If that Yellowstone finale has gotten you down, and you want to see Wes Bentley in a less villainous Western role, then look no further than the 2000 picture, The Claim. The film stars Bentley as Central Pacific Railroad surveyor Donald Dalglish as he arrives in Kingdom Come to meet with a man named Daniel Dillon (Peter Mullan). As he does, Dalglish begins to fall in love, and the audience uncovers a dark secret at the heart of the Dillon’s position in the wintery, gold-mining town. A far cry from his performance as Jamie Dutton on Yellowstone, The Claim is one of those long-forgotten Westerns worthy of rediscovery. Oh, and Milla Jovovich is in this one too, perhaps in her very best role yet.
‘The Claim’ Is an Odd Romantic Western With Serious Flare
Based on the novel The Mayor of Casterbridge by Thomas Hardy, The Claim was directed by Michael Winterbottom with a screenplay by Frank Cottrell-Boyce. Wes Bentley and Milla Jovovichgive phenomenal performances as Donald Dalglish and brothel owner Lucia, respectively. One of Bentley’s earliest roles, the 21st century Western follows Dalglish as he arrives in the town of Kingdom Come hoping to expand the railroad through it. Along the way, he unexpectedly falls for a young woman named Hope Burn (Sarah Polley), who is really Hope Dillon, instead. The town’s founder and richest citizen, Daniel Dillon, hopes that the railroad will come through the town, and aims to do everything in his power to see that it does. But when Dalglish arrives in town, so does his former wife, Elena (Nastassja Kinski) and their daughter, Hope, who Dillon had sold years earlier in exchange for a gold claim that made him rich.

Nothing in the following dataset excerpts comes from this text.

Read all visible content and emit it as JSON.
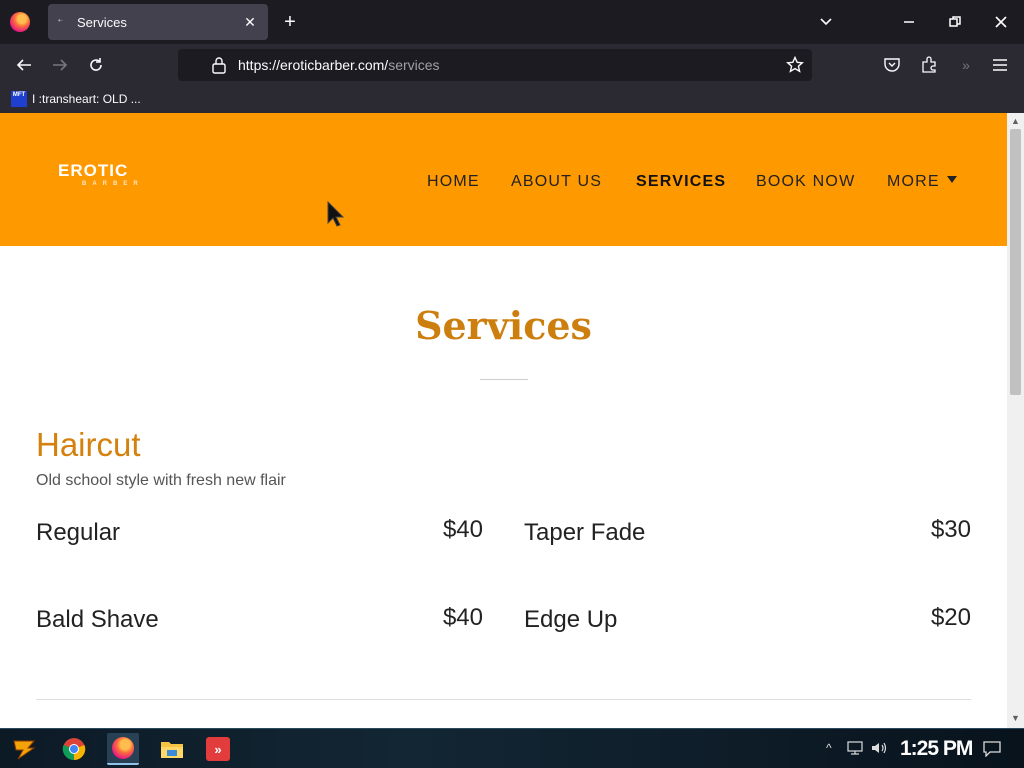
{
  "browser": {
    "tab": {
      "title": "Services"
    },
    "url": {
      "domain": "https://eroticbarber.com/",
      "path": "services"
    },
    "bookmark": {
      "label": "I :transheart: OLD ...",
      "icon_text": "MFT"
    }
  },
  "site": {
    "logo": {
      "text": "EROTIC",
      "subtext": "BARBER"
    },
    "nav": {
      "home": "HOME",
      "about": "ABOUT US",
      "services": "SERVICES",
      "book": "BOOK NOW",
      "more": "MORE"
    },
    "page_title": "Services",
    "section": {
      "title": "Haircut",
      "subtitle": "Old school style with fresh new flair",
      "items": [
        {
          "name": "Regular",
          "price": "$40"
        },
        {
          "name": "Taper Fade",
          "price": "$30"
        },
        {
          "name": "Bald Shave",
          "price": "$40"
        },
        {
          "name": "Edge Up",
          "price": "$20"
        }
      ]
    }
  },
  "taskbar": {
    "time": "1:25 PM"
  },
  "colors": {
    "accent": "#ff9900",
    "heading": "#cc7f0e"
  }
}
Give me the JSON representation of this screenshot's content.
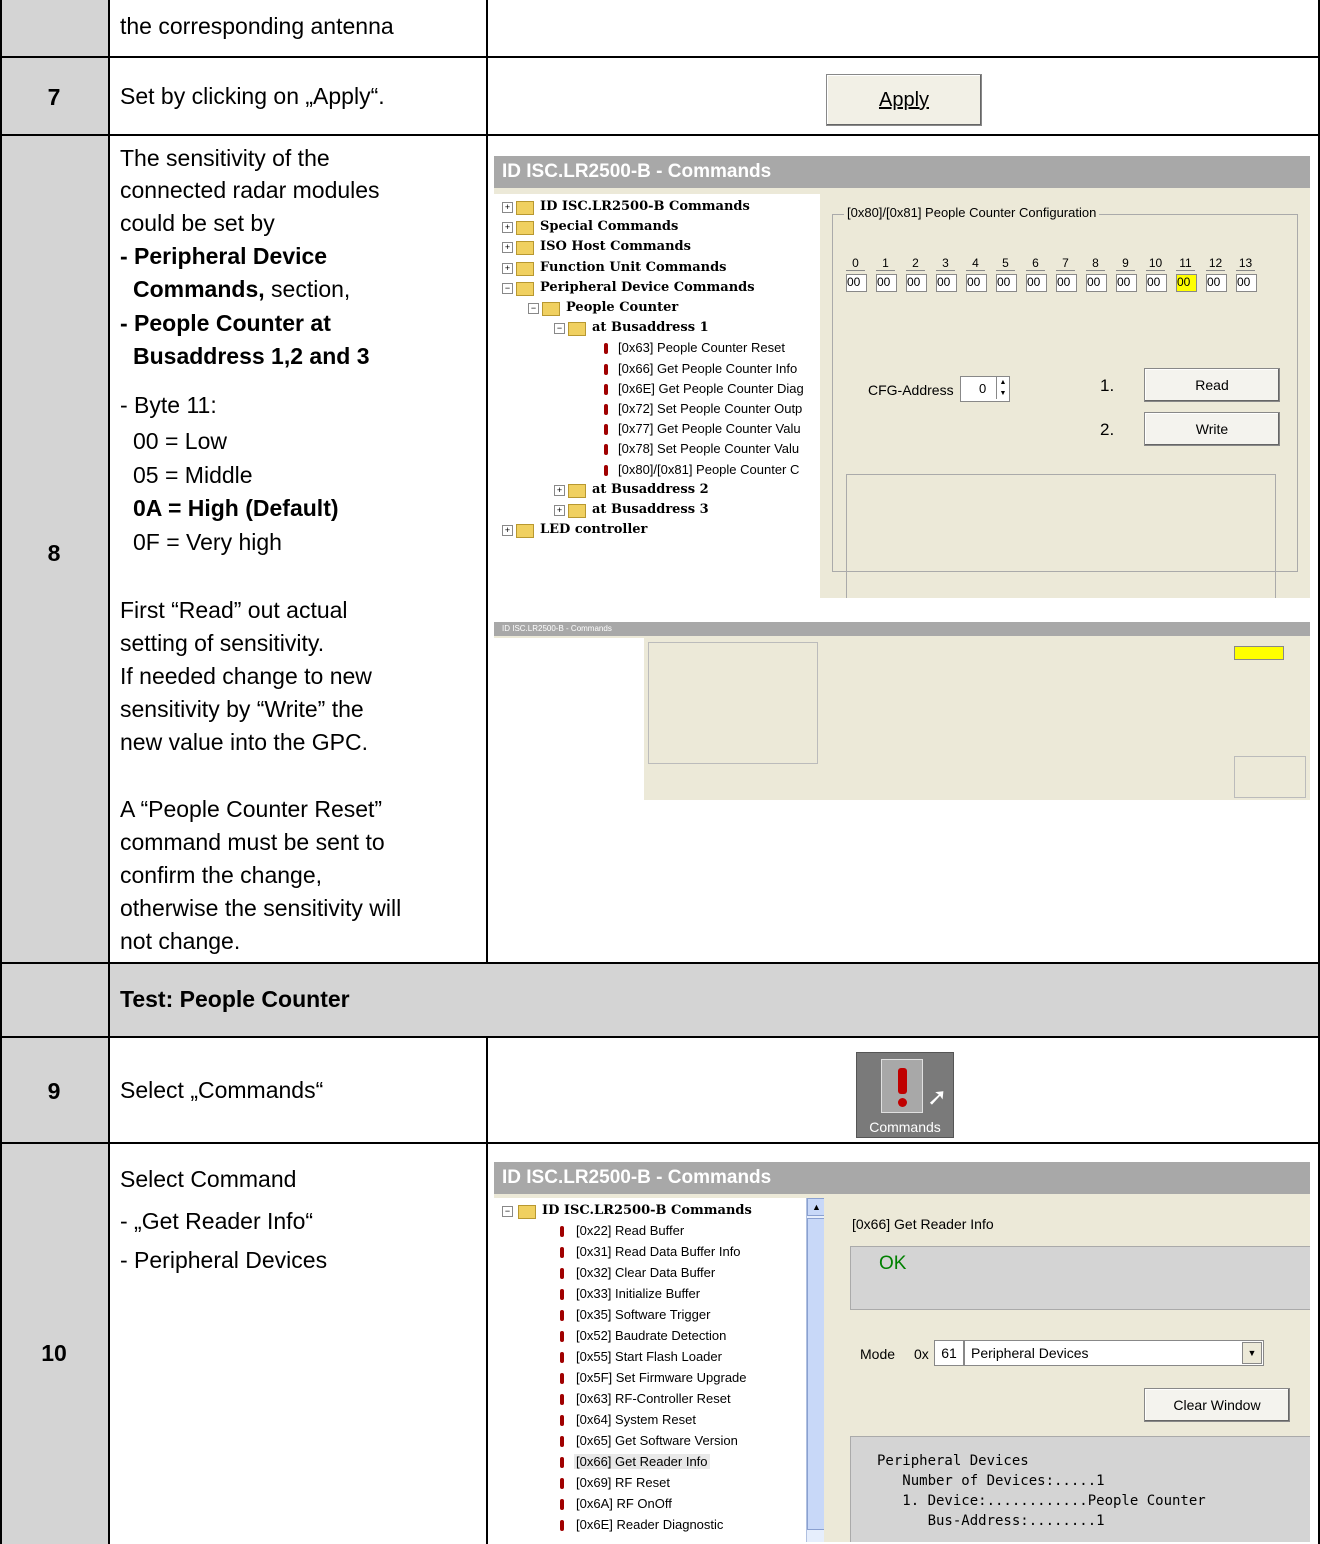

If that sounds absolutely bizarre, then wait until you see how The Claim ends. Unfortunately, the picture was a box-office failure. Most either didn’t see The Claim or forgot all about it soon after. It was generally panned by critics, who criticized the film’s pacing and plot, though praised the performances (and rightfully so). However, famed Chicago Sun-Times critic Roger Ebert chimed in with a remarkably positive review, noting that the film “rides on its cinematography.” He’s right, of course. The Claim is a beautifully shot film that captures the full scale of a wintery Old West frontier. Furthermore, Ebert notes that the film’s strength ultimately lies in the intersecting and later divergent paths of its protagonists, Peter Mullan’s Dillon and Wes Bentley’s Dalglish. Throughout the film, each of them are either getting better as people or worse depending on the scene and circumstances, and it’s in that meditation that the film has something profound to say.
‘Yellowstone’s Wes Bentley and Milla Jovovich Thrive in ‘The Claim’
Incredibly sensual, suggestive, and depraved in the way it handles some of its characters (and in some of the cinematography as well), The Claim is a fascinating tale that feels almost biblical (certainly Old Testament-like) in execution. The perversion, greed, and inconsistency of man is on full display here, and there’s a deep tragedy in Dillon’s struggle to reconcile his decision to sell his wife and newborn daughter with his current status as the top man in town. (The way his story concludes is especially fitting, all things considered.) But where The Claim really thrives is with Bentley’s Dalglish and Jovovich’s Lucia, the most well-rounded of the bunch. Dalglish is a man of single-mind who is instantly pulled in different directions as he’s caught between his immediate love for Hope and his attraction to Lucia, who, for most of the picture, is Dillon’s main squeeze.
The way Bentley and Jovovich so easily bounce off one another, with a flittering allure that fans the flame of desire, is impeccable. Their work together here makes us wonder why the pair weren’t cast opposite the other again. Jovovich is simply powerful, playing a woman entirely sure of who she is and what she wants, even if those around her have no clue. Even when her “happy ending” is upended by the arrival of Hope and her mother, Lucia finds her own path apart from Kingdom Come. Without spoiling too much, The Claim gives both Wes Bentley and Milla Jovovich meaty roles to sink into. While neither are really the hero of the story, they represent the moral ambiguity and lawlessness that plagued the American frontier.